The following is from How to Cook Everything; there’s a lot more detail in the book, but you will get the idea, if you haven’t already.
Fish, Steamed over Vegetables
Makes: 4 Servings
Time: 30 to 40 minutes
3 tablespoons olive oil
1 tablespoon minced garlic
1 large onion, peeled and chopped
2 medium or 1 large zucchini, trimmed and cut into 1-inch chunks
2 small or 1 medium eggplant, trimmed, peeled if necessary, and cut into 1-inch chunks
Salt and freshly ground black pepper
3 small or 2 medium tomatoes, cored and roughly chopped, with their liquid
1 teaspoon fresh thyme or marjoram
1/2 cup good black olives, optional
About 1 1/2 pounds sturdy fish fillets
1/2 cup roughly chopped basil leaves
1. Put 2 tablespoons of the olive oil in a large skillet that can later be covered and turn the heat to medium-high. Immediately add the garlic and, when it sizzles, the onions and pepper. Cook, stirring occasionally, until they begin to soften, about 5 minutes.
2. Add the zucchini, eggplant, salt, and pepper and continue to cook, stirring occasionally, until the eggplant is fairly soft, another 10 to 15 minutes. Add the tomatoes, thyme or marjoram, and olives if you’re using them and cook, stirring occasionally, until the tomatoes begin to break up, 5 minutes or so. Taste and adjust seasoning.
3. Sprinkle the fish with salt and pepper and lay it on top of the vegetables. Adjust the heat so the mixture simmers and cover.
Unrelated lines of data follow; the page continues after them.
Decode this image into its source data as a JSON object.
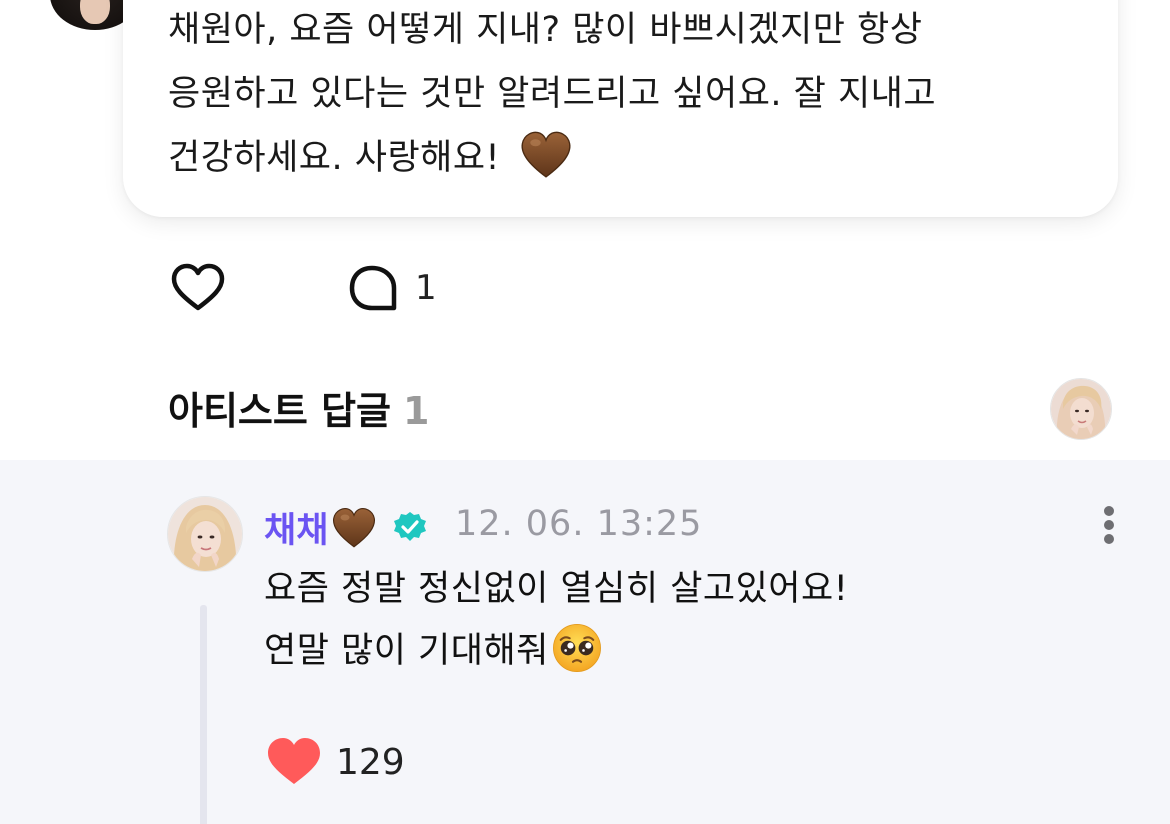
{
  "post": {
    "body_line1": "채원아, 요즘 어떻게 지내? 많이 바쁘시겠지만 항상",
    "body_line2": "응원하고 있다는 것만 알려드리고 싶어요. 잘 지내고",
    "body_line3": "건강하세요. 사랑해요! ",
    "body_emoji": "brown-heart",
    "comment_count": "1"
  },
  "artist_replies": {
    "title": "아티스트 답글",
    "count": "1"
  },
  "reply": {
    "author": "채채",
    "author_emoji": "brown-heart",
    "verified_icon": "verified-badge-icon",
    "timestamp": "12. 06. 13:25",
    "line1": "요즘 정말 정신없이 열심히 살고있어요!",
    "line2": "연말 많이 기대해줘",
    "line2_emoji": "pleading-face",
    "like_count": "129"
  },
  "colors": {
    "author_name": "#6b54f2",
    "verified_badge": "#1fc7c0",
    "liked_heart": "#ff5a5a",
    "reply_background": "#f5f6fa",
    "brown_heart": "#7a4a28"
  }
}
Cook 5 to 12 minutes, or until a thin-bladed knife inserted into the fish at its thickest point meets little resistance. (The thinnest fillets will be done in five minutes, but most will take about twice that long and a few even longer.) Remove the fish to a plate, then stir the basil into the vegetables and spoon them around the fish; drizzle all with the remaining olive oil (use a little more if you like) and serve.